Once upon a time, when > was faster than < ... Wait, what?
I am reading an awesome OpenGL tutorial. It's really great, trust me. The topic I am currently at is Z-buffer. Aside from explaining what's it all about, the author mentions that we can perform custom depth tests, such as GL_LESS, GL_ALWAYS, etc. He also explains that the actual meaning of depth values (which is top and which isn't) can also be customized. I understand so far. And then the author says something unbelievable:
The range zNear can be greater than the range zFar; if it is, then the window-space values will be reversed, in terms of what constitutes closest or farthest from the viewer.
Earlier, it was said that the window-space Z value of 0 is closest and 1 is farthest. However, if our clip-space Z values were negated, the depth of 1 would be closest to the view and the depth of 0 would be farthest. Yet, if we flip the direction of the depth test (GL_LESS to GL_GREATER, etc), we get the exact same result. So it's really just a convention. Indeed, flipping the sign of Z and the depth test was once a vital performance optimization for many games.
If I understand correctly, performance-wise, flipping the sign of Z and the depth test is nothing but changing a <
comparison to a >
comparison. So, if I understand correctly and the author isn't lying or making things up, then changing <
to >
used to be a vital optimization for many games.
Is the author making things up, am I misunderstanding something, or is it indeed the case that once <
was slower (vitally, as the author says) than >
?
Thanks for clarifying this quite curious matter!

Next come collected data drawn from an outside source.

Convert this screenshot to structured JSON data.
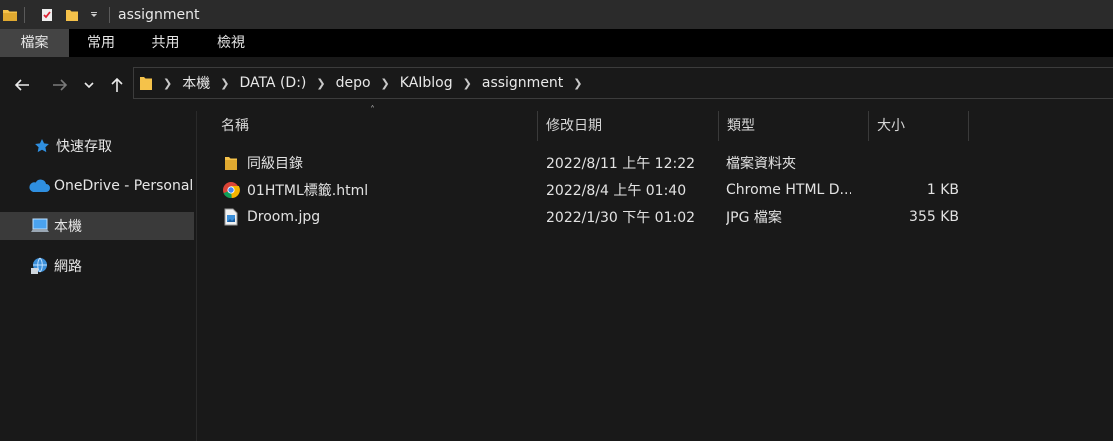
{
  "window": {
    "title": "assignment"
  },
  "ribbon": {
    "tabs": [
      "檔案",
      "常用",
      "共用",
      "檢視"
    ]
  },
  "address": {
    "crumbs": [
      "本機",
      "DATA (D:)",
      "depo",
      "KAIblog",
      "assignment"
    ]
  },
  "sidebar": {
    "items": [
      {
        "label": "快速存取",
        "icon": "star-icon"
      },
      {
        "label": "OneDrive - Personal",
        "icon": "cloud-icon"
      },
      {
        "label": "本機",
        "icon": "computer-icon"
      },
      {
        "label": "網路",
        "icon": "network-icon"
      }
    ]
  },
  "columns": {
    "name": "名稱",
    "date": "修改日期",
    "type": "類型",
    "size": "大小"
  },
  "files": [
    {
      "name": "同級目錄",
      "date": "2022/8/11 上午 12:22",
      "type": "檔案資料夾",
      "size": "",
      "icon": "folder-icon"
    },
    {
      "name": "01HTML標籤.html",
      "date": "2022/8/4 上午 01:40",
      "type": "Chrome HTML D...",
      "size": "1 KB",
      "icon": "chrome-icon"
    },
    {
      "name": "Droom.jpg",
      "date": "2022/1/30 下午 01:02",
      "type": "JPG 檔案",
      "size": "355 KB",
      "icon": "image-file-icon"
    }
  ],
  "colors": {
    "folder": "#f5c24a",
    "accent_blue": "#2f8fe0",
    "selected": "#3a3a3a"
  }
}
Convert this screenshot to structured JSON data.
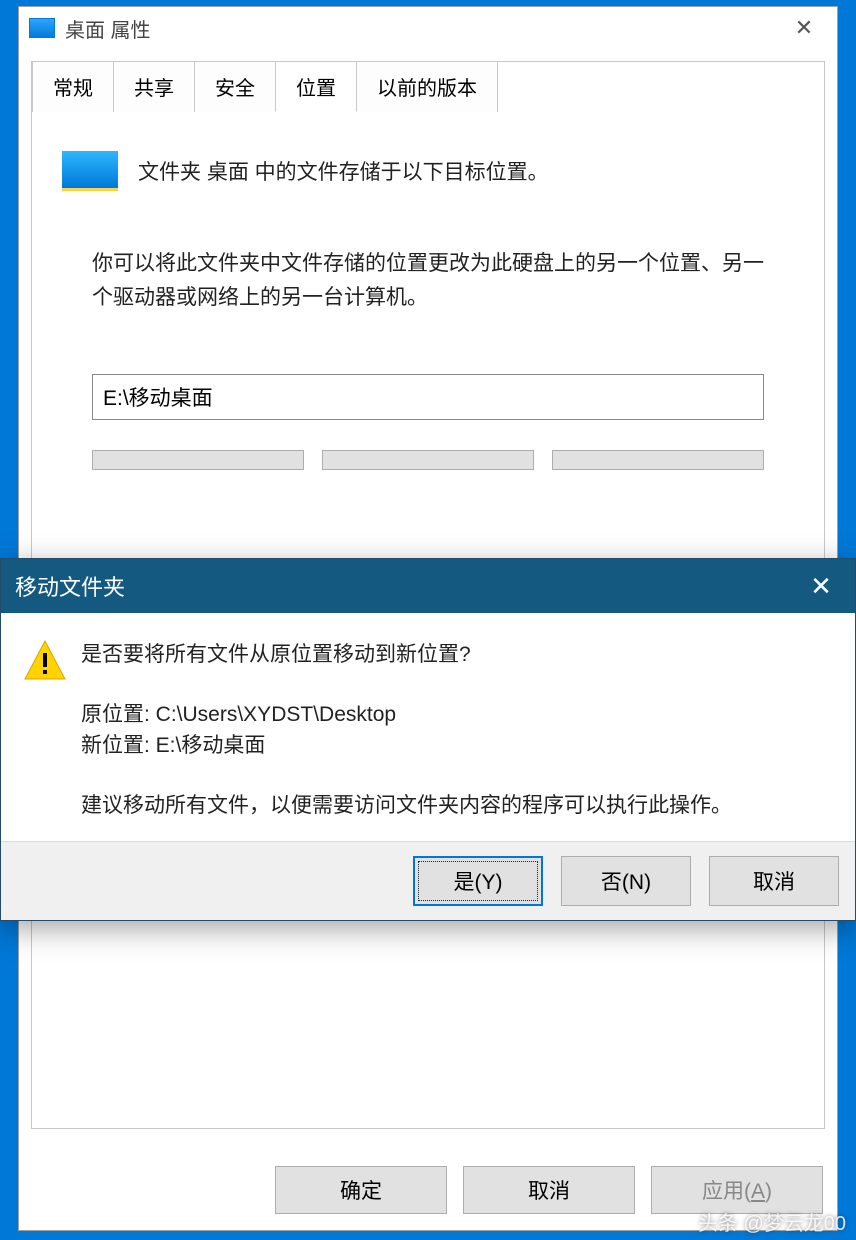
{
  "props": {
    "title": "桌面 属性",
    "tabs": {
      "general": "常规",
      "sharing": "共享",
      "security": "安全",
      "location": "位置",
      "previous": "以前的版本"
    },
    "desc1": "文件夹 桌面 中的文件存储于以下目标位置。",
    "desc2": "你可以将此文件夹中文件存储的位置更改为此硬盘上的另一个位置、另一个驱动器或网络上的另一台计算机。",
    "path": "E:\\移动桌面",
    "buttons": {
      "ok": "确定",
      "cancel": "取消",
      "apply_pre": "应用(",
      "apply_u": "A",
      "apply_post": ")"
    }
  },
  "modal": {
    "title": "移动文件夹",
    "question": "是否要将所有文件从原位置移动到新位置?",
    "old_label": "原位置: ",
    "old_path": "C:\\Users\\XYDST\\Desktop",
    "new_label": "新位置: ",
    "new_path": "E:\\移动桌面",
    "advice": "建议移动所有文件，以便需要访问文件夹内容的程序可以执行此操作。",
    "yes": "是(Y)",
    "no": "否(N)",
    "cancel": "取消"
  },
  "watermark": "头条 @梦云龙00"
}
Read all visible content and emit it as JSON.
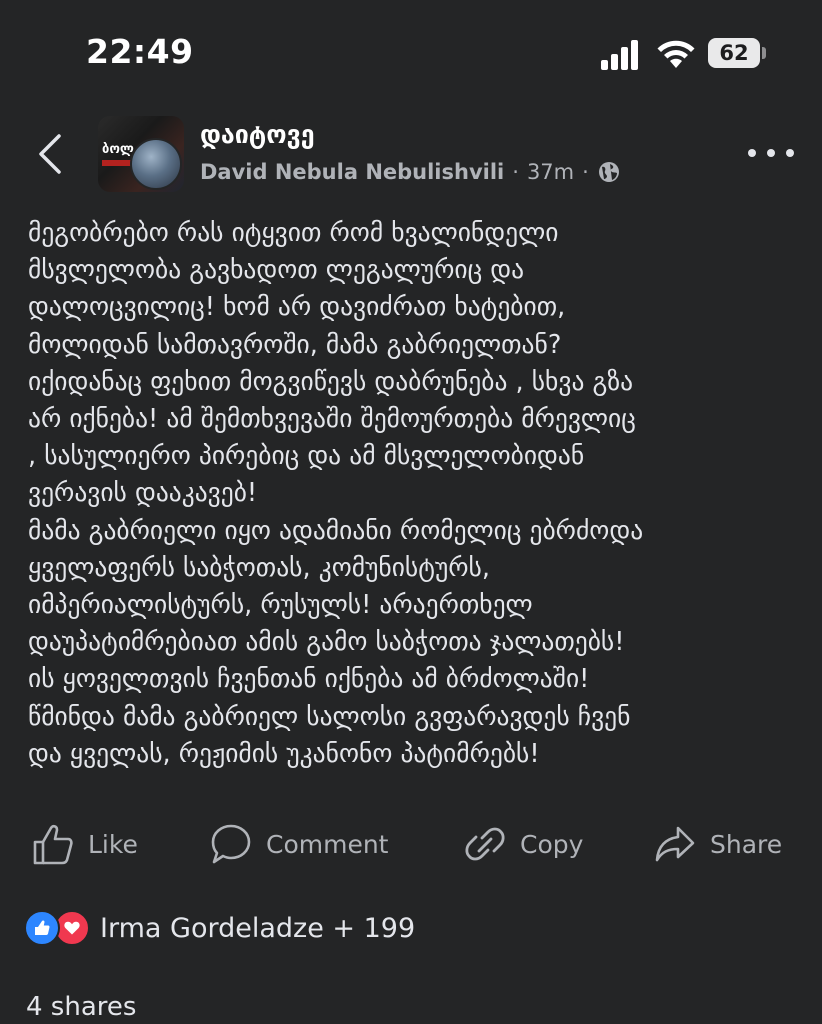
{
  "status_bar": {
    "time": "22:49",
    "battery_level": "62",
    "icons": [
      "signal-icon",
      "wifi-icon",
      "battery-icon"
    ]
  },
  "header": {
    "back_icon": "chevron-left-icon",
    "group_name": "დაიტოვე",
    "author": "David Nebula Nebulishvili",
    "separator": "·",
    "time_ago": "37m",
    "privacy_icon": "globe-icon",
    "more_icon": "more-dots-icon",
    "avatar_text": "ბოლ"
  },
  "post": {
    "lines": [
      "მეგობრებო რას იტყვით რომ ხვალინდელი",
      "მსვლელობა გავხადოთ ლეგალურიც და",
      "დალოცვილიც! ხომ არ დავიძრათ ხატებით,",
      "მოლიდან სამთავროში,  მამა გაბრიელთან?",
      "იქიდანაც ფეხით მოგვიწევს დაბრუნება , სხვა გზა",
      "არ იქნება!  ამ შემთხვევაში შემოურთება მრევლიც",
      ", სასულიერო პირებიც და ამ მსვლელობიდან",
      "ვერავის დააკავებ!",
      "მამა გაბრიელი იყო ადამიანი რომელიც ებრძოდა",
      "ყველაფერს საბჭოთას, კომუნისტურს,",
      "იმპერიალისტურს, რუსულს! არაერთხელ",
      "დაუპატიმრებიათ ამის გამო საბჭოთა ჯალათებს!",
      "ის ყოველთვის ჩვენთან იქნება ამ ბრძოლაში!",
      "წმინდა მამა გაბრიელ სალოსი გვფარავდეს ჩვენ",
      "და ყველას, რეჟიმის უკანონო პატიმრებს!"
    ]
  },
  "actions": {
    "like": {
      "label": "Like",
      "icon": "thumbs-up-icon"
    },
    "comment": {
      "label": "Comment",
      "icon": "comment-bubble-icon"
    },
    "copy": {
      "label": "Copy",
      "icon": "link-icon"
    },
    "share": {
      "label": "Share",
      "icon": "share-arrow-icon"
    }
  },
  "reactions": {
    "icons": [
      "like-reaction-icon",
      "love-reaction-icon"
    ],
    "text": "Irma Gordeladze + 199"
  },
  "shares": "4 shares",
  "colors": {
    "background": "#242526",
    "text_primary": "#e4e6eb",
    "text_secondary": "#b0b3b8",
    "like_blue": "#2d86ff",
    "love_red": "#f0384f"
  }
}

Disclaimer: I am fully aware that algorithm complexity is the primary source for optimizations. Furthermore, I suspect that nowadays it definitely wouldn't make any difference and I am not asking this to optimize anything. I am just extremely, painfully, maybe prohibitively curious.
Solution 1:
If I understand correctly, performance-wise, flipping the sign of Z and the depth test is nothing but changing a < comparison to a > comparison. So, if I understand correctly and the author isn't lying or making things up, then changing < to > used to be a vital optimization for many games.

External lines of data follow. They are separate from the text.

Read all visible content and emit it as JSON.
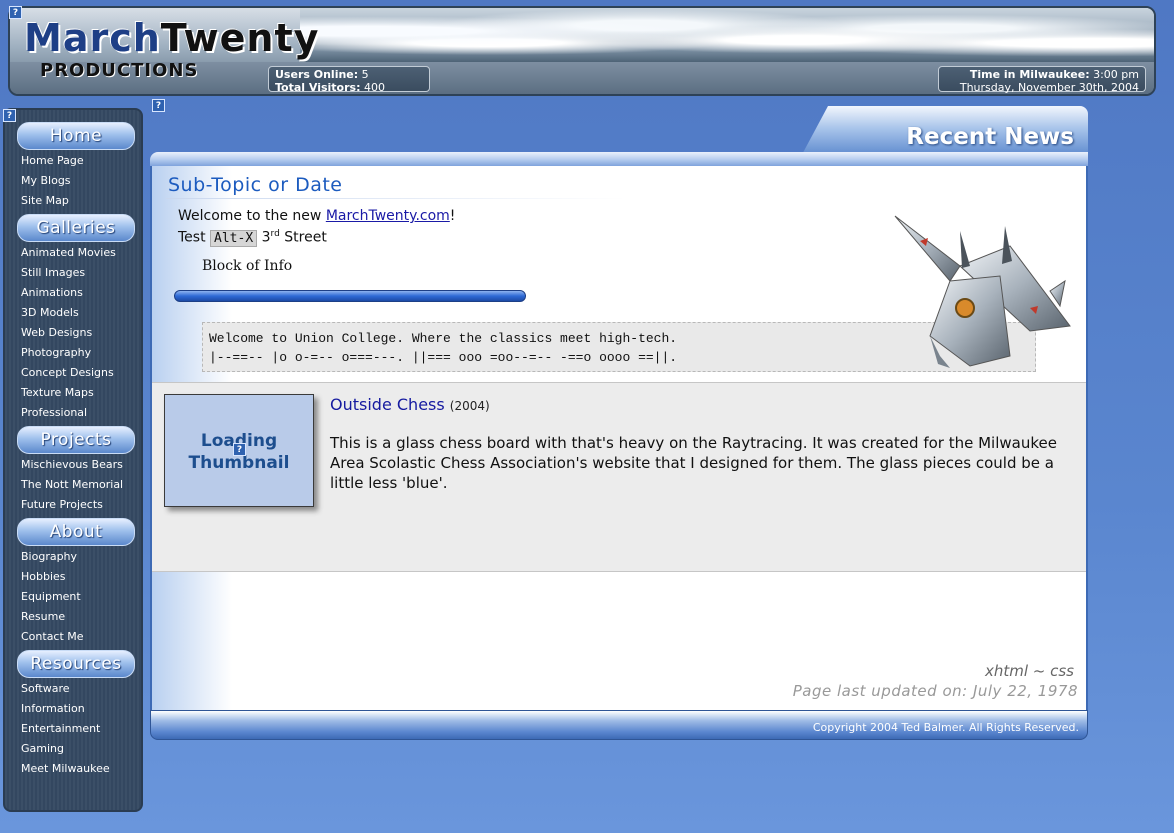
{
  "header": {
    "logo_line1_a": "March",
    "logo_line1_b": "Twenty",
    "logo_line2": "PRODUCTIONS",
    "stats": {
      "users_online_label": "Users Online:",
      "users_online_value": "5",
      "total_visitors_label": "Total Visitors:",
      "total_visitors_value": "400"
    },
    "time": {
      "label": "Time in Milwaukee:",
      "value": "3:00 pm",
      "date": "Thursday, November 30th, 2004"
    }
  },
  "sidebar": {
    "sections": [
      {
        "title": "Home",
        "items": [
          "Home Page",
          "My Blogs",
          "Site Map"
        ]
      },
      {
        "title": "Galleries",
        "items": [
          "Animated Movies",
          "Still Images",
          "Animations",
          "3D Models",
          "Web Designs",
          "Photography",
          "Concept Designs",
          "Texture Maps",
          "Professional"
        ]
      },
      {
        "title": "Projects",
        "items": [
          "Mischievous Bears",
          "The Nott Memorial",
          "Future Projects"
        ]
      },
      {
        "title": "About",
        "items": [
          "Biography",
          "Hobbies",
          "Equipment",
          "Resume",
          "Contact Me"
        ]
      },
      {
        "title": "Resources",
        "items": [
          "Software",
          "Information",
          "Entertainment",
          "Gaming",
          "Meet Milwaukee"
        ]
      }
    ]
  },
  "main": {
    "tab_title": "Recent News",
    "subtopic": "Sub-Topic or Date",
    "welcome_prefix": "Welcome to the new ",
    "welcome_link": "MarchTwenty.com",
    "welcome_suffix": "!",
    "test_prefix": "Test ",
    "test_kbd": "Alt-X",
    "test_number": "3",
    "test_sup": "rd",
    "test_suffix": " Street",
    "block_info": "Block of Info",
    "code_line1": "Welcome to Union College. Where the classics meet high-tech.",
    "code_line2": "|--==-- |o o-=-- o===---. ||=== ooo =oo--=-- -==o oooo ==||.",
    "thumbnail_text": "Loading Thumbnail",
    "item_title": "Outside Chess",
    "item_year": "(2004)",
    "item_desc": "This is a glass chess board with that's heavy on the Raytracing. It was created for the Milwaukee Area Scolastic Chess Association's website that I designed for them. The glass pieces could be a little less 'blue'.",
    "footer_note1": "xhtml ~ css",
    "footer_note2": "Page last updated on: July 22, 1978",
    "copyright": "Copyright 2004 Ted Balmer. All Rights Reserved."
  },
  "icons": {
    "broken_image": "question-icon"
  }
}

I didn't explain that particularly well, because it wasn't important. I just felt it was an interesting bit of trivia to add. I didn't intend to go over the algorithm specifically.
However, context is key. I never said that a < comparison was faster than a > comparison. Remember: we're talking about graphics hardware depth tests, not your CPU. Not operator<
.
What I was referring to was a specific old optimization where one frame you would use GL_LESS
with a range of [0, 0.5]. Next frame, you render with GL_GREATER
with a range of [1.0, 0.5]. You go back and forth, literally "flipping the sign of Z and the depth test" every frame.

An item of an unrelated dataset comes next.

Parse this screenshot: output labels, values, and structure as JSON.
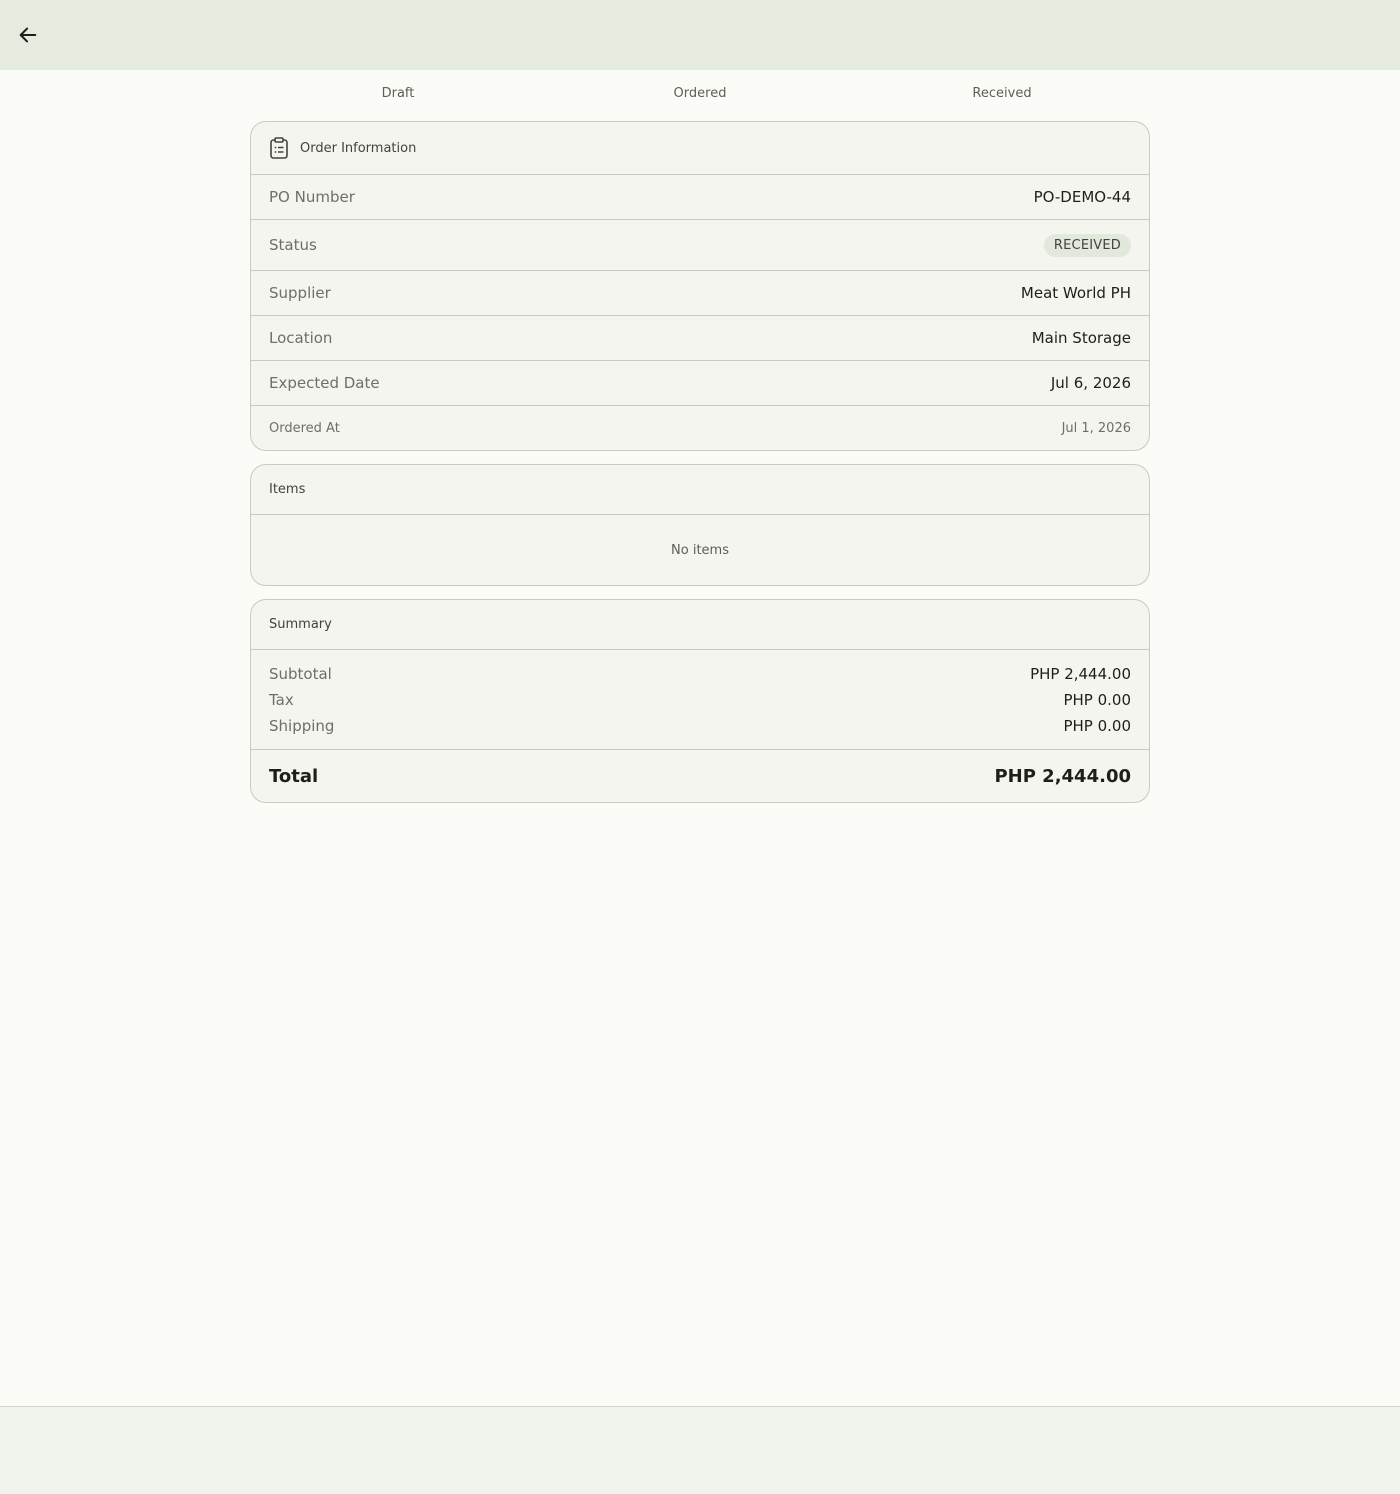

This loses one bit of depth precision, but you didn't have to clear the depth buffer, which once upon a time was a rather slow operation. Since depth clearing is not only free these days but actually faster than this technique, people don't do it anymore.
Solution 2:
The answer is almost certainly that for whatever incarnation of chip+driver was used, the Hierarchical Z only worked in the one direction - this was a fairly common issue back in the day. Low level assembly/branching has nothing to do with it - Z-buffering is done in fixed function hardware, and is pipelined - there is no speculation and hence, no branch prediction.